Needy D.C. families can currently get $12,000 per year from the government to send their kids to private schools. (Photo: TBD Staff)

The nation's capital is the only jurisdiction where federal tax dollars are used to subsidize private-school tuition. Needy students can receive up to $12,000 a year to attend private schools of their choice.

At the private Bridges Academy, many if not most of the students depend on vouchers to attend school. The cut in what they call the opportunity scholarships is serious news for many.

Antonia Coles has four children who receive the scholarships.

"I didn't feel [my kids] were getting the proper education in public school and they get the best education here," Coles said. "Without the scholarship, I don't know what I could do."

At the Obama administration's urging, Congress agreed in 2009 to phase out the program. But it was revived last year as part of a budget deal with House Republicans.

Bridges Academy Director Lillette Campbell was surprised to hear the news.

"I thought the program had been re-authorized for five years," Campbell said.

In Obama's previous federal aid plan, $20 million went to public schools, charters and vouchers. However in this years new budget, Obama gives millions to public and charter schools but none to vouchers.

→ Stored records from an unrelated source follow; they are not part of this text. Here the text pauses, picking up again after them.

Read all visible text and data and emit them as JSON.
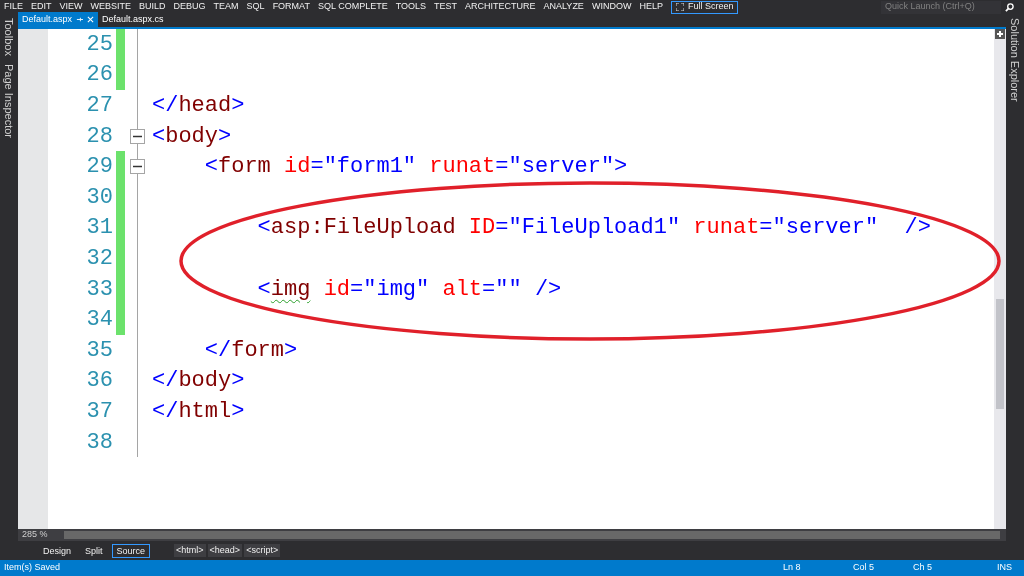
{
  "menu": [
    "FILE",
    "EDIT",
    "VIEW",
    "WEBSITE",
    "BUILD",
    "DEBUG",
    "TEAM",
    "SQL",
    "FORMAT",
    "SQL COMPLETE",
    "TOOLS",
    "TEST",
    "ARCHITECTURE",
    "ANALYZE",
    "WINDOW",
    "HELP"
  ],
  "full_screen": "Full Screen",
  "quick_launch": {
    "placeholder": "Quick Launch (Ctrl+Q)"
  },
  "tabs": [
    {
      "label": "Default.aspx",
      "selected": true
    },
    {
      "label": "Default.aspx.cs",
      "selected": false
    }
  ],
  "left_panels": [
    "Toolbox",
    "Page Inspector"
  ],
  "right_panels": [
    "Solution Explorer"
  ],
  "lines": [
    {
      "number": "25",
      "changed": true,
      "fold": false
    },
    {
      "number": "26",
      "changed": true,
      "fold": false
    },
    {
      "number": "27",
      "changed": false,
      "fold": false,
      "tokens": [
        {
          "kind": "punct",
          "text": "</"
        },
        {
          "kind": "tag",
          "text": "head"
        },
        {
          "kind": "punct",
          "text": ">"
        }
      ]
    },
    {
      "number": "28",
      "changed": false,
      "fold": true,
      "tokens": [
        {
          "kind": "punct",
          "text": "<"
        },
        {
          "kind": "tag",
          "text": "body"
        },
        {
          "kind": "punct",
          "text": ">"
        }
      ]
    },
    {
      "number": "29",
      "changed": true,
      "fold": true,
      "tokens": [
        {
          "kind": "punct",
          "text": "    <"
        },
        {
          "kind": "tag",
          "text": "form"
        },
        {
          "kind": "attr",
          "text": " id"
        },
        {
          "kind": "punct",
          "text": "="
        },
        {
          "kind": "value",
          "text": "\"form1\""
        },
        {
          "kind": "attr",
          "text": " runat"
        },
        {
          "kind": "punct",
          "text": "="
        },
        {
          "kind": "value",
          "text": "\"server\""
        },
        {
          "kind": "punct",
          "text": ">"
        }
      ]
    },
    {
      "number": "30",
      "changed": true,
      "fold": false
    },
    {
      "number": "31",
      "changed": true,
      "fold": false,
      "tokens": [
        {
          "kind": "punct",
          "text": "        <"
        },
        {
          "kind": "tag",
          "text": "asp:FileUpload"
        },
        {
          "kind": "attr",
          "text": " ID"
        },
        {
          "kind": "punct",
          "text": "="
        },
        {
          "kind": "value",
          "text": "\"FileUpload1\""
        },
        {
          "kind": "attr",
          "text": " runat"
        },
        {
          "kind": "punct",
          "text": "="
        },
        {
          "kind": "value",
          "text": "\"server\""
        },
        {
          "kind": "punct",
          "text": "  />"
        }
      ]
    },
    {
      "number": "32",
      "changed": true,
      "fold": false
    },
    {
      "number": "33",
      "changed": true,
      "fold": false,
      "tokens": [
        {
          "kind": "punct",
          "text": "        <"
        },
        {
          "kind": "tag",
          "text": "img",
          "squiggle": true
        },
        {
          "kind": "attr",
          "text": " id"
        },
        {
          "kind": "punct",
          "text": "="
        },
        {
          "kind": "value",
          "text": "\"img\""
        },
        {
          "kind": "attr",
          "text": " alt"
        },
        {
          "kind": "punct",
          "text": "="
        },
        {
          "kind": "value",
          "text": "\"\""
        },
        {
          "kind": "punct",
          "text": " />"
        }
      ]
    },
    {
      "number": "34",
      "changed": true,
      "fold": false
    },
    {
      "number": "35",
      "changed": false,
      "fold": false,
      "tokens": [
        {
          "kind": "punct",
          "text": "    </"
        },
        {
          "kind": "tag",
          "text": "form"
        },
        {
          "kind": "punct",
          "text": ">"
        }
      ]
    },
    {
      "number": "36",
      "changed": false,
      "fold": false,
      "tokens": [
        {
          "kind": "punct",
          "text": "</"
        },
        {
          "kind": "tag",
          "text": "body"
        },
        {
          "kind": "punct",
          "text": ">"
        }
      ]
    },
    {
      "number": "37",
      "changed": false,
      "fold": false,
      "tokens": [
        {
          "kind": "punct",
          "text": "</"
        },
        {
          "kind": "tag",
          "text": "html"
        },
        {
          "kind": "punct",
          "text": ">"
        }
      ]
    },
    {
      "number": "38",
      "changed": false,
      "fold": false
    }
  ],
  "zoom": "285 %",
  "views": [
    {
      "label": "Design",
      "selected": false
    },
    {
      "label": "Split",
      "selected": false
    },
    {
      "label": "Source",
      "selected": true
    }
  ],
  "breadcrumbs": [
    "<html>",
    "<head>",
    "<script>"
  ],
  "status": {
    "message": "Item(s) Saved",
    "ln": "Ln 8",
    "col": "Col 5",
    "ch": "Ch 5",
    "mode": "INS"
  }
}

The President's budget stated there is enough money left over in this years voucher budget for current students next year, but no word on what happens after that. In the past, voucher supporters have protested lack of funding and gained support from Republicans on the Hill.

House Speaker John Boehner is a big proponent of the voucher program and is likely to try to get the funding reinstated. Students already participating in the program would be allowed to continue under Obama's budget.

Many Democrats say the money would be better spent on public schools.